GSM 900 sniffing

… or a short story about osmocomBB



This is going to be rather a short post, mainly because I played with it a few years ago so this is sort of ancient stuff compared to the osmocomBB project now.
Also, I do not have many photos and movies 😀
Most probably I’ll do another round with current software branches and post results someday.


I am a sorta IT security nerd so I track various events, monitor new bugs, releases, etc. I was watching a stream from 27C3 – 27th annual Chaos Communication Congress the other day and stumbled upon a talk by Harald “LaForge” Welte
Harald’s talks are always awesome, decent, and deeply technical.
He was presenting the OsmocomBB project.
Project Osmocom focuses on various aspects of mobile communication and OsmocomBB is a part of it. Of course, it is an Open Source project.
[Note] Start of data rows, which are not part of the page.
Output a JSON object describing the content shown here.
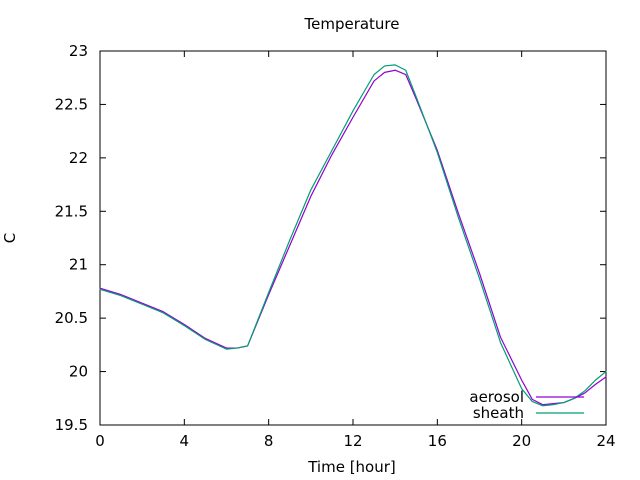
{
  "chart_data": {
    "type": "line",
    "title": "Temperature",
    "xlabel": "Time [hour]",
    "ylabel": "C",
    "xlim": [
      0,
      24
    ],
    "ylim": [
      19.5,
      23
    ],
    "xticks": [
      0,
      4,
      8,
      12,
      16,
      20,
      24
    ],
    "yticks": [
      19.5,
      20,
      20.5,
      21,
      21.5,
      22,
      22.5,
      23
    ],
    "xtick_labels": [
      "0",
      "4",
      "8",
      "12",
      "16",
      "20",
      "24"
    ],
    "ytick_labels": [
      "19.5",
      "20",
      "20.5",
      "21",
      "21.5",
      "22",
      "22.5",
      "23"
    ],
    "grid": false,
    "legend_position": "bottom-right",
    "series": [
      {
        "name": "aerosol",
        "color": "#9400d3",
        "x": [
          0,
          1,
          2,
          3,
          4,
          5,
          6,
          6.5,
          7,
          8,
          9,
          10,
          11,
          12,
          13,
          13.5,
          14,
          14.5,
          15,
          16,
          17,
          18,
          19,
          20,
          20.5,
          21,
          21.5,
          22,
          22.5,
          23,
          23.5,
          24
        ],
        "y": [
          20.78,
          20.72,
          20.64,
          20.56,
          20.44,
          20.31,
          20.22,
          20.22,
          20.24,
          20.72,
          21.18,
          21.64,
          22.03,
          22.38,
          22.72,
          22.8,
          22.82,
          22.78,
          22.55,
          22.07,
          21.48,
          20.92,
          20.32,
          19.92,
          19.74,
          19.69,
          19.7,
          19.71,
          19.75,
          19.8,
          19.88,
          19.95
        ]
      },
      {
        "name": "sheath",
        "color": "#009e73",
        "x": [
          0,
          1,
          2,
          3,
          4,
          5,
          6,
          6.5,
          7,
          8,
          9,
          10,
          11,
          12,
          13,
          13.5,
          14,
          14.5,
          15,
          16,
          17,
          18,
          19,
          20,
          20.5,
          21,
          21.5,
          22,
          22.5,
          23,
          23.5,
          24
        ],
        "y": [
          20.77,
          20.71,
          20.63,
          20.55,
          20.43,
          20.3,
          20.21,
          20.22,
          20.24,
          20.74,
          21.23,
          21.7,
          22.07,
          22.44,
          22.78,
          22.86,
          22.87,
          22.82,
          22.57,
          22.05,
          21.44,
          20.87,
          20.27,
          19.84,
          19.72,
          19.68,
          19.69,
          19.71,
          19.75,
          19.82,
          19.92,
          20.0
        ]
      }
    ]
  }
}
Here is his talks overview:
And here is a video of it:

I instantly knew I’ll give it a try in my spare time.


All you need to start playing is an old phone with a Calypso baseband chip in it, a serial converter, and a Linux box.
Supported phones are listed on the project’s website. I’m including it here for convenience.

Compal, OEM by Motorola

  • MotorolaC115/C117 (E87)
  • MotorolaC123/C121/C118 (E88) — our primary target
  • MotorolaC140/C139 (E86)
  • MotorolaC155 (E99) — our secondary target
  • MotorolaV171 (E68/E69)
  • SonyEricssonJ100i

 Pirelli/Foxconn, manufactured by Foxconn

  • Pirelli DP-L10

Openmoko, manufactured by FIC

  • Neo 1973 (GTA01)
  • OpenMoko – Neo Freerunner (GTA02)

I’ve bought several of these since it is really cheap – 2-3$ a piece
The model that worked for me best was Motorola C123.
Here is a photo of it:

Serial cable/converter

The connection is made through the earphone jack which also happens to be a serial port in these phones. If it is about a serial converter, there are three main options.
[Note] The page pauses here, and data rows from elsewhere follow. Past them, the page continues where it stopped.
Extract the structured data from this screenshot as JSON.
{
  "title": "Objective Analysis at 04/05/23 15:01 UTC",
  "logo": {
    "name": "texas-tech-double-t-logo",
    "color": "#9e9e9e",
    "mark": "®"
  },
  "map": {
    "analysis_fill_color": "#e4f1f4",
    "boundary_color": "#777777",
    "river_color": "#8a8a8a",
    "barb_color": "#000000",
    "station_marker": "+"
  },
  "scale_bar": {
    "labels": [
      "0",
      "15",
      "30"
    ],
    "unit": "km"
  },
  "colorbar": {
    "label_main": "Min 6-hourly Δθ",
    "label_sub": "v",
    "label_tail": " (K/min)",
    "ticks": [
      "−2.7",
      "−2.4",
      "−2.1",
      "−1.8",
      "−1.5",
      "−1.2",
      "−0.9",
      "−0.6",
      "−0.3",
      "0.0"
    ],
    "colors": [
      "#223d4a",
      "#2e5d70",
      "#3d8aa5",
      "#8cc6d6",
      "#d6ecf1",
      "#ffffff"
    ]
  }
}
  • PL2303 (cheap, only standard baud rates)
  • FT232 (expensive, non-standard baud rates, the voltage levels are set with the pin VCCIO that you can measure)
  • CP2102 (medium price, non-standard baud rates)
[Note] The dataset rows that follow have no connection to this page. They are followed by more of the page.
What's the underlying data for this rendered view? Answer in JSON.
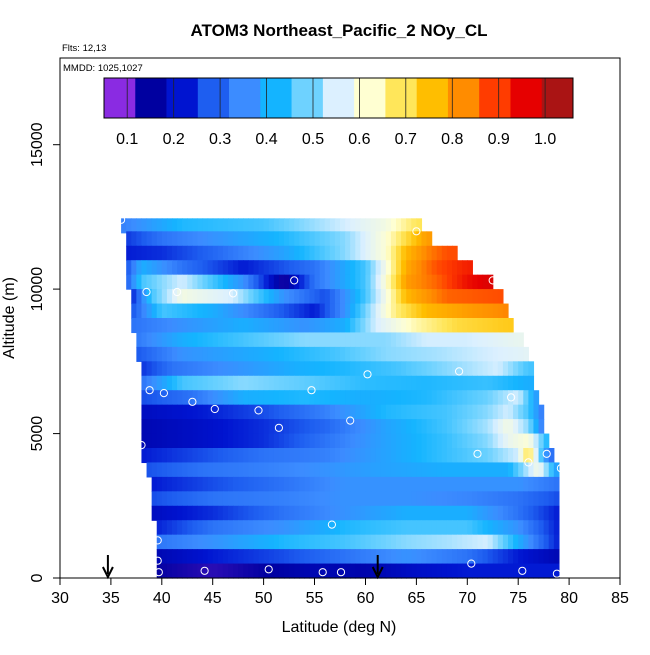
{
  "chart_data": {
    "type": "heatmap",
    "title": "ATOM3 Northeast_Pacific_2 NOy_CL",
    "annotations": [
      "Flts: 12,13",
      "MMDD: 1025,1027"
    ],
    "xlabel": "Latitude (deg N)",
    "ylabel": "Altitude (m)",
    "xlim": [
      30,
      85
    ],
    "ylim": [
      0,
      18000
    ],
    "x_ticks": [
      30,
      35,
      40,
      45,
      50,
      55,
      60,
      65,
      70,
      75,
      80,
      85
    ],
    "y_ticks": [
      0,
      5000,
      10000,
      15000
    ],
    "colorbar": {
      "ticks": [
        "0.1",
        "0.2",
        "0.3",
        "0.4",
        "0.5",
        "0.6",
        "0.7",
        "0.8",
        "0.9",
        "1.0"
      ],
      "range": [
        0.05,
        1.06
      ],
      "colors": [
        "#8a2be2",
        "#0000a0",
        "#0014d0",
        "#1e5ef0",
        "#3c8cff",
        "#14b4ff",
        "#6ed2ff",
        "#dcf0ff",
        "#ffffd2",
        "#ffe65a",
        "#ffbe00",
        "#ff8c00",
        "#ff3c00",
        "#e60000",
        "#aa1414"
      ]
    },
    "grid": false,
    "arrow_markers_latitude": [
      34.7,
      61.2
    ],
    "latitude_band": [
      36,
      80
    ],
    "altitude_bands": [
      {
        "alt": 12200,
        "latMin": 36.0,
        "latMax": 65.5,
        "points": [
          [
            36,
            0.32
          ],
          [
            42,
            0.42
          ],
          [
            50,
            0.45
          ],
          [
            58,
            0.55
          ],
          [
            62,
            0.6
          ],
          [
            65,
            0.7
          ]
        ]
      },
      {
        "alt": 11750,
        "latMin": 36.3,
        "latMax": 66.5,
        "points": [
          [
            36,
            0.22
          ],
          [
            40,
            0.3
          ],
          [
            45,
            0.35
          ],
          [
            52,
            0.42
          ],
          [
            58,
            0.5
          ],
          [
            62,
            0.62
          ],
          [
            64,
            0.72
          ],
          [
            66,
            0.82
          ]
        ]
      },
      {
        "alt": 11250,
        "latMin": 36.5,
        "latMax": 69.0,
        "points": [
          [
            36,
            0.2
          ],
          [
            40,
            0.22
          ],
          [
            45,
            0.28
          ],
          [
            52,
            0.38
          ],
          [
            58,
            0.5
          ],
          [
            62,
            0.62
          ],
          [
            64,
            0.78
          ],
          [
            66,
            0.85
          ],
          [
            68,
            0.9
          ]
        ]
      },
      {
        "alt": 10750,
        "latMin": 36.5,
        "latMax": 70.5,
        "points": [
          [
            36,
            0.2
          ],
          [
            38,
            0.4
          ],
          [
            42,
            0.3
          ],
          [
            48,
            0.2
          ],
          [
            55,
            0.3
          ],
          [
            60,
            0.45
          ],
          [
            62,
            0.6
          ],
          [
            64,
            0.8
          ],
          [
            67,
            0.9
          ],
          [
            70,
            0.95
          ]
        ]
      },
      {
        "alt": 10250,
        "latMin": 36.5,
        "latMax": 72.5,
        "points": [
          [
            36,
            0.2
          ],
          [
            38,
            0.45
          ],
          [
            42,
            0.55
          ],
          [
            48,
            0.35
          ],
          [
            52,
            0.1
          ],
          [
            55,
            0.3
          ],
          [
            60,
            0.45
          ],
          [
            62,
            0.62
          ],
          [
            64,
            0.82
          ],
          [
            67,
            0.88
          ],
          [
            70,
            0.97
          ],
          [
            72,
            1.0
          ]
        ]
      },
      {
        "alt": 9750,
        "latMin": 36.8,
        "latMax": 73.5,
        "points": [
          [
            37,
            0.2
          ],
          [
            39,
            0.45
          ],
          [
            42,
            0.6
          ],
          [
            47,
            0.55
          ],
          [
            52,
            0.35
          ],
          [
            56,
            0.25
          ],
          [
            60,
            0.45
          ],
          [
            62,
            0.6
          ],
          [
            64,
            0.78
          ],
          [
            68,
            0.88
          ],
          [
            73,
            0.9
          ]
        ]
      },
      {
        "alt": 9250,
        "latMin": 37.0,
        "latMax": 74.0,
        "points": [
          [
            37,
            0.25
          ],
          [
            40,
            0.45
          ],
          [
            45,
            0.4
          ],
          [
            50,
            0.3
          ],
          [
            55,
            0.2
          ],
          [
            58,
            0.35
          ],
          [
            61,
            0.55
          ],
          [
            63,
            0.68
          ],
          [
            66,
            0.78
          ],
          [
            70,
            0.82
          ],
          [
            74,
            0.85
          ]
        ]
      },
      {
        "alt": 8750,
        "latMin": 37.2,
        "latMax": 74.5,
        "points": [
          [
            37,
            0.3
          ],
          [
            42,
            0.35
          ],
          [
            48,
            0.4
          ],
          [
            54,
            0.35
          ],
          [
            58,
            0.4
          ],
          [
            61,
            0.55
          ],
          [
            63,
            0.6
          ],
          [
            65,
            0.65
          ],
          [
            69,
            0.72
          ],
          [
            74,
            0.75
          ]
        ]
      },
      {
        "alt": 8250,
        "latMin": 37.4,
        "latMax": 75.5,
        "points": [
          [
            37,
            0.3
          ],
          [
            42,
            0.4
          ],
          [
            48,
            0.45
          ],
          [
            54,
            0.5
          ],
          [
            58,
            0.5
          ],
          [
            62,
            0.5
          ],
          [
            66,
            0.55
          ],
          [
            70,
            0.55
          ],
          [
            75,
            0.58
          ]
        ]
      },
      {
        "alt": 7750,
        "latMin": 37.6,
        "latMax": 76.0,
        "points": [
          [
            37,
            0.25
          ],
          [
            42,
            0.35
          ],
          [
            50,
            0.4
          ],
          [
            57,
            0.45
          ],
          [
            62,
            0.5
          ],
          [
            67,
            0.52
          ],
          [
            72,
            0.55
          ],
          [
            76,
            0.57
          ]
        ]
      },
      {
        "alt": 7250,
        "latMin": 37.8,
        "latMax": 76.5,
        "points": [
          [
            37,
            0.2
          ],
          [
            41,
            0.3
          ],
          [
            47,
            0.35
          ],
          [
            53,
            0.4
          ],
          [
            58,
            0.42
          ],
          [
            63,
            0.45
          ],
          [
            68,
            0.5
          ],
          [
            73,
            0.55
          ],
          [
            76,
            0.45
          ]
        ]
      },
      {
        "alt": 6750,
        "latMin": 38.0,
        "latMax": 76.5,
        "points": [
          [
            38,
            0.3
          ],
          [
            42,
            0.45
          ],
          [
            48,
            0.5
          ],
          [
            54,
            0.47
          ],
          [
            60,
            0.43
          ],
          [
            66,
            0.42
          ],
          [
            72,
            0.44
          ],
          [
            76,
            0.4
          ]
        ]
      },
      {
        "alt": 6250,
        "latMin": 38.0,
        "latMax": 77.0,
        "points": [
          [
            38,
            0.25
          ],
          [
            43,
            0.3
          ],
          [
            48,
            0.4
          ],
          [
            54,
            0.42
          ],
          [
            60,
            0.4
          ],
          [
            66,
            0.42
          ],
          [
            72,
            0.48
          ],
          [
            75,
            0.55
          ],
          [
            77,
            0.35
          ]
        ]
      },
      {
        "alt": 5750,
        "latMin": 38.0,
        "latMax": 77.5,
        "points": [
          [
            38,
            0.17
          ],
          [
            44,
            0.2
          ],
          [
            50,
            0.25
          ],
          [
            56,
            0.32
          ],
          [
            62,
            0.42
          ],
          [
            68,
            0.45
          ],
          [
            72,
            0.5
          ],
          [
            74,
            0.55
          ],
          [
            76,
            0.45
          ],
          [
            77.5,
            0.3
          ]
        ]
      },
      {
        "alt": 5250,
        "latMin": 38.0,
        "latMax": 77.5,
        "points": [
          [
            38,
            0.15
          ],
          [
            44,
            0.18
          ],
          [
            50,
            0.22
          ],
          [
            56,
            0.28
          ],
          [
            62,
            0.38
          ],
          [
            68,
            0.45
          ],
          [
            72,
            0.52
          ],
          [
            74,
            0.6
          ],
          [
            76,
            0.5
          ],
          [
            77.5,
            0.3
          ]
        ]
      },
      {
        "alt": 4750,
        "latMin": 38.0,
        "latMax": 78.0,
        "points": [
          [
            38,
            0.15
          ],
          [
            44,
            0.18
          ],
          [
            50,
            0.22
          ],
          [
            56,
            0.3
          ],
          [
            62,
            0.38
          ],
          [
            68,
            0.44
          ],
          [
            72,
            0.5
          ],
          [
            74,
            0.58
          ],
          [
            76,
            0.62
          ],
          [
            78,
            0.4
          ]
        ]
      },
      {
        "alt": 4250,
        "latMin": 38.2,
        "latMax": 78.3,
        "points": [
          [
            38,
            0.2
          ],
          [
            44,
            0.25
          ],
          [
            50,
            0.3
          ],
          [
            56,
            0.32
          ],
          [
            62,
            0.38
          ],
          [
            68,
            0.44
          ],
          [
            72,
            0.48
          ],
          [
            75,
            0.55
          ],
          [
            76,
            0.72
          ],
          [
            78,
            0.3
          ]
        ]
      },
      {
        "alt": 3750,
        "latMin": 38.5,
        "latMax": 79.0,
        "points": [
          [
            38,
            0.25
          ],
          [
            44,
            0.3
          ],
          [
            50,
            0.32
          ],
          [
            56,
            0.35
          ],
          [
            62,
            0.38
          ],
          [
            68,
            0.4
          ],
          [
            74,
            0.4
          ],
          [
            77,
            0.6
          ],
          [
            79,
            0.35
          ]
        ]
      },
      {
        "alt": 3250,
        "latMin": 39.0,
        "latMax": 79.0,
        "points": [
          [
            39,
            0.2
          ],
          [
            45,
            0.25
          ],
          [
            52,
            0.3
          ],
          [
            58,
            0.35
          ],
          [
            64,
            0.35
          ],
          [
            70,
            0.35
          ],
          [
            75,
            0.35
          ],
          [
            79,
            0.3
          ]
        ]
      },
      {
        "alt": 2750,
        "latMin": 39.0,
        "latMax": 79.0,
        "points": [
          [
            39,
            0.25
          ],
          [
            45,
            0.3
          ],
          [
            52,
            0.32
          ],
          [
            58,
            0.35
          ],
          [
            64,
            0.35
          ],
          [
            70,
            0.33
          ],
          [
            75,
            0.3
          ],
          [
            79,
            0.25
          ]
        ]
      },
      {
        "alt": 2250,
        "latMin": 39.2,
        "latMax": 79.0,
        "points": [
          [
            39,
            0.17
          ],
          [
            45,
            0.22
          ],
          [
            52,
            0.3
          ],
          [
            58,
            0.35
          ],
          [
            64,
            0.4
          ],
          [
            70,
            0.4
          ],
          [
            75,
            0.3
          ],
          [
            79,
            0.2
          ]
        ]
      },
      {
        "alt": 1750,
        "latMin": 39.4,
        "latMax": 79.0,
        "points": [
          [
            39,
            0.2
          ],
          [
            45,
            0.3
          ],
          [
            52,
            0.35
          ],
          [
            58,
            0.42
          ],
          [
            64,
            0.45
          ],
          [
            70,
            0.45
          ],
          [
            75,
            0.35
          ],
          [
            79,
            0.2
          ]
        ]
      },
      {
        "alt": 1250,
        "latMin": 39.4,
        "latMax": 79.0,
        "points": [
          [
            39,
            0.3
          ],
          [
            45,
            0.35
          ],
          [
            52,
            0.42
          ],
          [
            58,
            0.45
          ],
          [
            64,
            0.5
          ],
          [
            68,
            0.52
          ],
          [
            72,
            0.55
          ],
          [
            75,
            0.4
          ],
          [
            79,
            0.2
          ]
        ]
      },
      {
        "alt": 750,
        "latMin": 39.5,
        "latMax": 79.0,
        "points": [
          [
            39.5,
            0.15
          ],
          [
            45,
            0.2
          ],
          [
            52,
            0.25
          ],
          [
            58,
            0.3
          ],
          [
            64,
            0.35
          ],
          [
            70,
            0.3
          ],
          [
            75,
            0.2
          ],
          [
            79,
            0.15
          ]
        ]
      },
      {
        "alt": 250,
        "latMin": 39.5,
        "latMax": 79.0,
        "points": [
          [
            39.5,
            0.12
          ],
          [
            45,
            0.1
          ],
          [
            50,
            0.12
          ],
          [
            55,
            0.15
          ],
          [
            60,
            0.14
          ],
          [
            65,
            0.18
          ],
          [
            70,
            0.2
          ],
          [
            75,
            0.2
          ],
          [
            79,
            0.2
          ]
        ]
      }
    ],
    "observations": [
      {
        "lat": 36.0,
        "alt": 12400
      },
      {
        "lat": 65.0,
        "alt": 12000
      },
      {
        "lat": 38.5,
        "alt": 9900
      },
      {
        "lat": 41.5,
        "alt": 9900
      },
      {
        "lat": 47.0,
        "alt": 9850
      },
      {
        "lat": 53.0,
        "alt": 10300
      },
      {
        "lat": 72.5,
        "alt": 10300
      },
      {
        "lat": 37.3,
        "alt": 7200
      },
      {
        "lat": 38.8,
        "alt": 6500
      },
      {
        "lat": 40.2,
        "alt": 6400
      },
      {
        "lat": 43.0,
        "alt": 6100
      },
      {
        "lat": 45.2,
        "alt": 5850
      },
      {
        "lat": 49.5,
        "alt": 5800
      },
      {
        "lat": 51.5,
        "alt": 5200
      },
      {
        "lat": 54.7,
        "alt": 6500
      },
      {
        "lat": 58.5,
        "alt": 5450
      },
      {
        "lat": 60.2,
        "alt": 7050
      },
      {
        "lat": 69.2,
        "alt": 7150
      },
      {
        "lat": 74.3,
        "alt": 6250
      },
      {
        "lat": 77.0,
        "alt": 7400
      },
      {
        "lat": 38.0,
        "alt": 4600
      },
      {
        "lat": 71.0,
        "alt": 4300
      },
      {
        "lat": 76.0,
        "alt": 4000
      },
      {
        "lat": 77.8,
        "alt": 4300
      },
      {
        "lat": 79.2,
        "alt": 3800
      },
      {
        "lat": 56.7,
        "alt": 1850
      },
      {
        "lat": 39.6,
        "alt": 1300
      },
      {
        "lat": 39.6,
        "alt": 600
      },
      {
        "lat": 39.7,
        "alt": 200
      },
      {
        "lat": 44.2,
        "alt": 250
      },
      {
        "lat": 50.5,
        "alt": 300
      },
      {
        "lat": 55.8,
        "alt": 200
      },
      {
        "lat": 57.6,
        "alt": 200
      },
      {
        "lat": 70.4,
        "alt": 500
      },
      {
        "lat": 75.4,
        "alt": 250
      },
      {
        "lat": 78.8,
        "alt": 150
      }
    ]
  }
}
I’ve checked all of the above converters and I decided to stick with FT232.
Here is a photo with a slightly trimmed earphone jack:


Up-to-date instructions can be found on the project’s website, so I’ll skip them. Instead, just watch it in action 🙂

GSM 900 Sniffing from pit on Vimeo.

As you can see, I was able to route GSM traffic through Wireshark.
Also, I load firmware via simple bash scripts just for convenience, so I don’t have to type all those rather long commands.
This is only a tiny piece of what this project is capable of.